# glass or acrylic tank?



## seraph (Oct 23, 2005)

I have a 6 gallon acrylic tank (Eclipse) and I really like it... I am considering getting a 20 gallon and am looking at the SeaClear acrylic tank and the Eclipse hood with light and filtering will fit on it... I read in their ad that the acrylic is 17 times stronger than the glass. Also, there are no seams in the acrylic and acrylic is much lighter.

So... what are the benefits to having glass instead of acrylic?


----------



## fishboy (Feb 26, 2005)

Glass is cheaper, period in my mind if you're willing to pay for acrylic do it


----------



## CroW (Sep 5, 2005)

Acrylic is lighter, stronger, has better insulating properties, and transmits more light.
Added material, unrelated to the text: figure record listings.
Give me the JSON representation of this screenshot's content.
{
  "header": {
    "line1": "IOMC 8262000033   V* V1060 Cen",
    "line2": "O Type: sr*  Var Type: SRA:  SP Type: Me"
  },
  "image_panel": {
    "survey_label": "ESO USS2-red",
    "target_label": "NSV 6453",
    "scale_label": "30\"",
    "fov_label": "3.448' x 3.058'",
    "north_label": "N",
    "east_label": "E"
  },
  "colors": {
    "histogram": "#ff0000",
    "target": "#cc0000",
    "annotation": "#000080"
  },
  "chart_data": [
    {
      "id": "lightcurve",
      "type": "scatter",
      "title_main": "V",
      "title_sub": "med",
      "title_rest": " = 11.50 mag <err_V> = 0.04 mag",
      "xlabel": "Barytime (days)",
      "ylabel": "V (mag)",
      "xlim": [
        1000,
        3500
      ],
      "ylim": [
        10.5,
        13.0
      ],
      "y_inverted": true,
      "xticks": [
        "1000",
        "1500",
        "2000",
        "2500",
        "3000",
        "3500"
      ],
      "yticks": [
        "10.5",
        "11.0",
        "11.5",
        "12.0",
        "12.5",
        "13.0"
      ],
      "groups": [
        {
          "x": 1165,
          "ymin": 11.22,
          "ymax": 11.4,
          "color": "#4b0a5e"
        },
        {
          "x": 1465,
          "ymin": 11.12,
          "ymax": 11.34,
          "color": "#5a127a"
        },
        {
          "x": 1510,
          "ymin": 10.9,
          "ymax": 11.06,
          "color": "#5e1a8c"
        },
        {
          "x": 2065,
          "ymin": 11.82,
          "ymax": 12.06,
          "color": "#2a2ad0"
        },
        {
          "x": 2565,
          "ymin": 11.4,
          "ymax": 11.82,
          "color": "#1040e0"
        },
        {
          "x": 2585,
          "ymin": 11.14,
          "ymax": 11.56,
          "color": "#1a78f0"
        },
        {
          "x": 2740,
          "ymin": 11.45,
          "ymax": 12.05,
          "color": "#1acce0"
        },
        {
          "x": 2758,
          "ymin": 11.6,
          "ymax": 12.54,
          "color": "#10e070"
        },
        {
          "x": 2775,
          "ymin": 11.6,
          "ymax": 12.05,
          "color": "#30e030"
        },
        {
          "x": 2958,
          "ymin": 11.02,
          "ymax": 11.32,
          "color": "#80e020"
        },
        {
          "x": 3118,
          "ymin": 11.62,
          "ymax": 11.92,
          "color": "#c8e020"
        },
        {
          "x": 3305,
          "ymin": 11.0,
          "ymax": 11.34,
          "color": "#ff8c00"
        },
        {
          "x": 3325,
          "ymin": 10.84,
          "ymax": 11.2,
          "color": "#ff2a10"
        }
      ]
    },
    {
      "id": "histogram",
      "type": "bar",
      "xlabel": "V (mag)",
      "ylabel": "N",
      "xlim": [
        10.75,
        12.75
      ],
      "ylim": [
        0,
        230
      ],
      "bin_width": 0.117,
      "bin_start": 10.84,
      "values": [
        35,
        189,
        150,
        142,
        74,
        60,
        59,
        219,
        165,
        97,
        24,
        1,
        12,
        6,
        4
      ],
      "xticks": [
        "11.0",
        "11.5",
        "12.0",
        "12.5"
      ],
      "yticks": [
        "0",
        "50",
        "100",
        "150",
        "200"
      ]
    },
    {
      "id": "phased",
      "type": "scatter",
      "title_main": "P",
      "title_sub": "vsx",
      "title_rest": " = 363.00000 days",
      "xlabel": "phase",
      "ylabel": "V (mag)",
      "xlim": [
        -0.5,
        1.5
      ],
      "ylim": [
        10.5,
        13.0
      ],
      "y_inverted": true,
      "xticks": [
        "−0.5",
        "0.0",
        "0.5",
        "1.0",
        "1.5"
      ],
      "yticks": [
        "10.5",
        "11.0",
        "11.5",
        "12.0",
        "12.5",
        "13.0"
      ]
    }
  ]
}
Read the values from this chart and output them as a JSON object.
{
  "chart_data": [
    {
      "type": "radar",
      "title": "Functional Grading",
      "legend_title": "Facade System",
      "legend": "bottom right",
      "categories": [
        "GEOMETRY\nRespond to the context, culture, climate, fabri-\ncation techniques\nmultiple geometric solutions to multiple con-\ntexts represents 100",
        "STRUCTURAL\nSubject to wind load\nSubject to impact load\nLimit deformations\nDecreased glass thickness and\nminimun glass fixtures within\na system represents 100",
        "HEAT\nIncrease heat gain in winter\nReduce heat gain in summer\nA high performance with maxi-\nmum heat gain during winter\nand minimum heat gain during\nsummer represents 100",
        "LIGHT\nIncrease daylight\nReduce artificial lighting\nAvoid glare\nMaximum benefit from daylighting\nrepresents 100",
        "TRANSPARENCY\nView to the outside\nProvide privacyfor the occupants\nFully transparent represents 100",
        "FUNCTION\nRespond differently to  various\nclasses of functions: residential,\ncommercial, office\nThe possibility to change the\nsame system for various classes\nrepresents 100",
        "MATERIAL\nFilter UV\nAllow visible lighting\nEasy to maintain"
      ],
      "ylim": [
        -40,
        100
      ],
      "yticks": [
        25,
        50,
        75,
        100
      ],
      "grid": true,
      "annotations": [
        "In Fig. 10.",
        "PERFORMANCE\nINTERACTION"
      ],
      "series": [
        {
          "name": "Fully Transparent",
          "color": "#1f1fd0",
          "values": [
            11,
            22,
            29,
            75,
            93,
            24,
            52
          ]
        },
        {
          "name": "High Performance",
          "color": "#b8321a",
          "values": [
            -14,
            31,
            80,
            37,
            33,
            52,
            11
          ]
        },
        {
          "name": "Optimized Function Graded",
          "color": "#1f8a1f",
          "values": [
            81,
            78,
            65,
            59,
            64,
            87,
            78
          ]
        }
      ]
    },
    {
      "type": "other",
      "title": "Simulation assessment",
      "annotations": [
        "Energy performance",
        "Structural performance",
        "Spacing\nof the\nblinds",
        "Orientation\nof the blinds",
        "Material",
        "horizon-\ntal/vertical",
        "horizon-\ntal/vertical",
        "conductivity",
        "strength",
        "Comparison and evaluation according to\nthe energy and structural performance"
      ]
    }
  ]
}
Meaning you can see through it more clearly.
The only down side I see is that acrylic does scratch easier, but that can be dealt with.
Glass tanks are cheaper more readily available.
Assuming you have the bit of extra $$, get acrylic.


----------



## seraph (Oct 23, 2005)

Thanks... I'll be staying with the acrylic then... I just wanted to make sure I was making the right decision.


----------



## Ethos (Sep 11, 2005)

Actually, acrylic tanks are only worth their moneys' worth if its 60+. 
A 20G glass and a 20G acrylic will only have a 10-20 pound difference, but it'll cost alot more. 
I'd go for glass, since its cheaper and more readily available.
Acrylic is more expansive and really is only any good when you have a very large tank. 
It scratches very easily, and large scratches DO NOT come out.


----------



## Damon (Jan 18, 2005)

You can get different shapes with acrylic. Besides the weight, thats the big selling point of acrylic.


----------



## fishboy (Feb 26, 2005)

it's very durable as well, not that you'll be cutting it but my friend does it all the time


----------



## Fishfirst (Jan 24, 2005)

acryllic has its downsides... scratches is a big one... for that reason alone I won't get an acryllic tank... I've seen people accidentally scratch acryllic WAY too easy to make it a constant burden on the tank. Save the dough and get a little bigger tank with the saved money.


----------



## cucci67 (Aug 3, 2005)

You can get a 29 gallon glass kit for about the price of a 20 gallon acrylic kit.


----------